Sunday, 13 July 2014

Cough, Sneeze, Poop, Space

Last night's sleep was particularly disturbed. Our daughter is feeling a bit under the weather (nothing too serious, but when you're only ten months old and you can't articulate how you feel to your sleep-deprived and worrying parents it must seem bad), and this got me thinking about illness in the Oort Cloud.

I don't think that disease will be a big portion of the setting, but there is always something particularly "What do we do?!" about a plague or a sickness that is going around. So it's at least fun to think about it.

We know that bacteria and viruses evolve quickly (relative to our own evolution, and even relative to our technological evolution). So it is reasonable to assume that there will be some infectious diseases in the future. Organisms want to propogate (in as much as they might have "motivations") so there are two options for thriving diseases hundreds or thousands of years from this point on (as I see it at the moment for the setting; I'm a doctor, but I'm not  that kind of doctor, just thinking).

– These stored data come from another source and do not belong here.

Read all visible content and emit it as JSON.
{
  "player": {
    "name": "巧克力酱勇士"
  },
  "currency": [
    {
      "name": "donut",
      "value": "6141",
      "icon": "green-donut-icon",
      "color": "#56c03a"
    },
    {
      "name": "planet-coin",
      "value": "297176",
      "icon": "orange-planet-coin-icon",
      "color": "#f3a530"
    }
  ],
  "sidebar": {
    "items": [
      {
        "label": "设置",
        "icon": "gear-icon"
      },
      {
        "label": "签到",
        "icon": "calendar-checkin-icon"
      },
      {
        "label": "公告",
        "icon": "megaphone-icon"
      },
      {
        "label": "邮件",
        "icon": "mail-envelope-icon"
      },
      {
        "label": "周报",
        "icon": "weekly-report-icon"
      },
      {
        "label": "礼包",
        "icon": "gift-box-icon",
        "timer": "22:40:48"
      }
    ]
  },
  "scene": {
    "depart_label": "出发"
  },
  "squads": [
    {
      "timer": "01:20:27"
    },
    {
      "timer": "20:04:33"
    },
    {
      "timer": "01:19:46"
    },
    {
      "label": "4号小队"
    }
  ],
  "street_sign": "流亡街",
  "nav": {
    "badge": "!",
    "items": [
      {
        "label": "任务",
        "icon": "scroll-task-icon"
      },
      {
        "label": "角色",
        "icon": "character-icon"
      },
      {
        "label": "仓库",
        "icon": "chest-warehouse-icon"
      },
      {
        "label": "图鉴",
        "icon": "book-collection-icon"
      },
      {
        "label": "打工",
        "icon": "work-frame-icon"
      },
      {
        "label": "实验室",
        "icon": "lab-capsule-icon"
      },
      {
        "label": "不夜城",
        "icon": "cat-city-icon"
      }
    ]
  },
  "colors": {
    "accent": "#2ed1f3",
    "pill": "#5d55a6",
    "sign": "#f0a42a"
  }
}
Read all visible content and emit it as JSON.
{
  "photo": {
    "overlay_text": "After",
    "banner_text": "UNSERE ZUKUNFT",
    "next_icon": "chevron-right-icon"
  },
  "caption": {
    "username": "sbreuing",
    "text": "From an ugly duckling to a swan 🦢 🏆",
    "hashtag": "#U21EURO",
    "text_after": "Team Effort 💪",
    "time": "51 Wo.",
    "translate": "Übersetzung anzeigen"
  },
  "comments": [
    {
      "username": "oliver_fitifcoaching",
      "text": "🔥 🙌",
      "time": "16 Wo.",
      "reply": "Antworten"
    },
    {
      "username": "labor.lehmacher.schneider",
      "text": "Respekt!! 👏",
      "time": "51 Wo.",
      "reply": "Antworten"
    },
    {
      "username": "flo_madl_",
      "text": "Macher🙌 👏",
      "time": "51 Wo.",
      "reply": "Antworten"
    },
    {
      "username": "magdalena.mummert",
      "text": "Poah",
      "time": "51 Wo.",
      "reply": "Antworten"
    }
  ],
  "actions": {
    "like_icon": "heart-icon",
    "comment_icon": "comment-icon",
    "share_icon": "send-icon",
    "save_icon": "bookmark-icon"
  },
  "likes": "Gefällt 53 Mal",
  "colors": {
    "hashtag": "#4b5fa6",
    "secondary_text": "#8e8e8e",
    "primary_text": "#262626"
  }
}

Option 1 is that there are diseases which are essentially symbiotic or at least non-problematic for people. Contagious colds that don't really bother people, but which stay around long enough to be passed on. Option 2 are things which we might liken to Hyper-SARS, things that get passed on, have a relatively high lethality and are really infectious. People die, quarantines are imposed - and that is a neat adventure hook perhaps, because there are all kinds of wants and needs that a quarantined population might have - and all kinds of problems that thrillseekers might need to work around to get paid.

There is a third option: I recall reading a few months ago about a bacteria that had been found in a space centre clean room. Shortly after the same (or a very similar) organism was found in another clean room at a different space centre. There was no possibility of any kind of cross contamination. The analysis was that this bacteria had evolved to survive in the aggressively sterile environments of clean rooms - and had evolved twice at two different locations.

Simply put, as I understand it, this bacteria had been trundling along for millenia, just there and then a niche came along when it could thrive. What kind of bacteria, I wonder, will thrive in habitats at the edge of space when they are given the opportunity? And how will they impact the humans in those environments?